I was born and raised in Russia, in Saint Petersburg, where I lived for twenty-eight years before emigrating to America. Communal living was not something I knew only from stories. Many of my friends grew up in communal apartments. They shared kitchens, toilets, and hallways with several other families, while an entire family often had to fit its life into a single room.



So when I stepped into those courtyards, something in me shifted. Memories came back with such force that for a moment it felt as if I had fallen through a crack in time and landed somewhere inside my own childhood.
That was where I met Nelly.

Of all the courtyards I saw on that trip, hers was, without question, the most beautiful.

Huge glassed-in verandas formed the outer wall of the house. They were sunrooms, really — a buffer between the apartments and the punishing summer heat.


Do you know what is hardest about being a photojournalist? It is not finding a story. It is finding trust. It is the quiet, fragile moment when the person you have chosen begins to believe you, lets you step into their life for a while, tells you their story, and shares something deeply personal.

Nelly is one hundred and three years old. When we step into her apartment, she briskly leads me into the kitchen, starts making coffee, and brings out her best things for guests — fruit and pastries. We sit down at the table, and she begins to tell me her story.

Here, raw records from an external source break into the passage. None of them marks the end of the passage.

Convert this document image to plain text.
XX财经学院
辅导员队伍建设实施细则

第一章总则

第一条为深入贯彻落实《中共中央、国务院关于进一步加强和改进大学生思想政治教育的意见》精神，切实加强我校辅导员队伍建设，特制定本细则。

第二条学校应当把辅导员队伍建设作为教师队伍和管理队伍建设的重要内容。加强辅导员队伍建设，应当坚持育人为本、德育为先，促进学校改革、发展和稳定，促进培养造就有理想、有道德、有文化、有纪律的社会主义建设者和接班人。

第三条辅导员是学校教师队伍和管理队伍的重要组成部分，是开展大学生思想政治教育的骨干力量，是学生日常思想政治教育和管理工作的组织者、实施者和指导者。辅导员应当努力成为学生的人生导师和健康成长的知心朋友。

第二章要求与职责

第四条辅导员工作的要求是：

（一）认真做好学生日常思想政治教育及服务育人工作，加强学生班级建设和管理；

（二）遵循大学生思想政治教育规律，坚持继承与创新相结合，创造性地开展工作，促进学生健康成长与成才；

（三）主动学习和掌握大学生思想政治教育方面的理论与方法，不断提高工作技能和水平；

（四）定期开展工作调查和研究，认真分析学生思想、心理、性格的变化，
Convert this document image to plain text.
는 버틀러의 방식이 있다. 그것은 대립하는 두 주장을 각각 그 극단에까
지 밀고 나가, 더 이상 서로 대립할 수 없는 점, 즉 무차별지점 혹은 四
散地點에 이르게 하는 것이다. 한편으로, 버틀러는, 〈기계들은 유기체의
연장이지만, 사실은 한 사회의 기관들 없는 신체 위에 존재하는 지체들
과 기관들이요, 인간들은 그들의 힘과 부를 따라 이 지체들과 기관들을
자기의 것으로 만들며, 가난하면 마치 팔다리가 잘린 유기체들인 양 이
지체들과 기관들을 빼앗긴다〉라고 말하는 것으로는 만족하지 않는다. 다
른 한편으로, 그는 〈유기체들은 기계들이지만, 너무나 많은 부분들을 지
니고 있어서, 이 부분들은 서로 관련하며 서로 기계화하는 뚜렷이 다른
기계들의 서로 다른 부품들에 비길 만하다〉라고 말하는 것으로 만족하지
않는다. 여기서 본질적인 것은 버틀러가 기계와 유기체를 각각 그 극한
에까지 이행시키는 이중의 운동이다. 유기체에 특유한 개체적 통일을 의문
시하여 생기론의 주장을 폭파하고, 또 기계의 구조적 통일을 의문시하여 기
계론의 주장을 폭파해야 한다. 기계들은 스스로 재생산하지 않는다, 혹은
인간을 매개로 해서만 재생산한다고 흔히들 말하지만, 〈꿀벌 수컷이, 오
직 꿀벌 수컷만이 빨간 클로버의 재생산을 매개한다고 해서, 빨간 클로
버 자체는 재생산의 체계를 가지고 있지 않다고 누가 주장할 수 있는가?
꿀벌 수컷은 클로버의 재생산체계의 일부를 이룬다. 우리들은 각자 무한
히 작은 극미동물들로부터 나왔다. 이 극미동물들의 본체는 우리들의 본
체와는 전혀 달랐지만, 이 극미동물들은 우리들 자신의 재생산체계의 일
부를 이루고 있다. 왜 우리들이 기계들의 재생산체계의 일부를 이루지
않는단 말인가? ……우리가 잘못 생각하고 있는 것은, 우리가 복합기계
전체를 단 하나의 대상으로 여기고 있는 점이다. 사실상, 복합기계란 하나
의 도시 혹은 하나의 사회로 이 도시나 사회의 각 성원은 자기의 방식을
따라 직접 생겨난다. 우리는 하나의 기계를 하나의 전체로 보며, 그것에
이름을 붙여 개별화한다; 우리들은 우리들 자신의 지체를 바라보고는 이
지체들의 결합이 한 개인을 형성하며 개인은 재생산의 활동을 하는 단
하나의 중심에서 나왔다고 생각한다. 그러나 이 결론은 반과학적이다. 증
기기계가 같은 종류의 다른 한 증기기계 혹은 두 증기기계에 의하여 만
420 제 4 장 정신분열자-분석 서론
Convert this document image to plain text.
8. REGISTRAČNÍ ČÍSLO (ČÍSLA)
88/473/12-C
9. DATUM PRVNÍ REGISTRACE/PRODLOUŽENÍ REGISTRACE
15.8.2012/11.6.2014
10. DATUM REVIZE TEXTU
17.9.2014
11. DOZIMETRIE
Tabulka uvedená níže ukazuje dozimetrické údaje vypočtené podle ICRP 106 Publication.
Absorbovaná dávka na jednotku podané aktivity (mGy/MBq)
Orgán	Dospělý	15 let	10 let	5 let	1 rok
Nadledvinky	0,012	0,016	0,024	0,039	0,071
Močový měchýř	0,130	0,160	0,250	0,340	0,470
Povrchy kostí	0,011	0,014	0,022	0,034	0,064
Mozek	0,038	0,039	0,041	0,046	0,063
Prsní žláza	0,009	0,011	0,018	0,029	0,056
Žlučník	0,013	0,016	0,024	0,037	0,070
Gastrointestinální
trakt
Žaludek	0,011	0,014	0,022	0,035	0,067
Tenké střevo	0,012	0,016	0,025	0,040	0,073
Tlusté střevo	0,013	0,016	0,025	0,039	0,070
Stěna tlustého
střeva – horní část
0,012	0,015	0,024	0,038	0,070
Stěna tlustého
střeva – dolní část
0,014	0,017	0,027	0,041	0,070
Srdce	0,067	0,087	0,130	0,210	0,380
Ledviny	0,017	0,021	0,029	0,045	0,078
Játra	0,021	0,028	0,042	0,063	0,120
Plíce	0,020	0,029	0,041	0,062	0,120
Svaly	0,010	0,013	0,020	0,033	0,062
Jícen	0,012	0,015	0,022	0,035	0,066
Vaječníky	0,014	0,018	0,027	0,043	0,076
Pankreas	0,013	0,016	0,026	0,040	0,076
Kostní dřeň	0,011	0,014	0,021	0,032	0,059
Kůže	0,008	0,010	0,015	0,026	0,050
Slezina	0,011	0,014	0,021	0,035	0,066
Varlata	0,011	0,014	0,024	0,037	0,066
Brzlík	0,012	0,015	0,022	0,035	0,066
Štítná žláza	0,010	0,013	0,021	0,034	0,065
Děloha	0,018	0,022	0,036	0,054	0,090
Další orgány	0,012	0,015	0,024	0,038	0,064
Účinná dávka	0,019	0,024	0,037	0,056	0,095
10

Not everything stays in her memory now. Some moments slip away, some details vanish, and her thoughts often jump from one subject to another.

She lost one of her two sons, and two years ago she also lost her husband, who went missing. Now she lives with her other son and his family. In Georgia, it is not unusual for families to live together like this. Mothers, their sons, daughters-in-law, and grandchildren often share one home, helping and caring for one another. Nelly, for example, still cooks for the whole family at the age of 103, tidies the room, and keeps everything clean and in order.

We say goodbye to each other. She writes down my phone number and my name. There is something so touching about the way people still do this by hand, and something especially tender about seeing your own name on a small piece of squared paper.


As I leave Nelli’s courtyard, I think about how life seems to stretch when someone still needs you.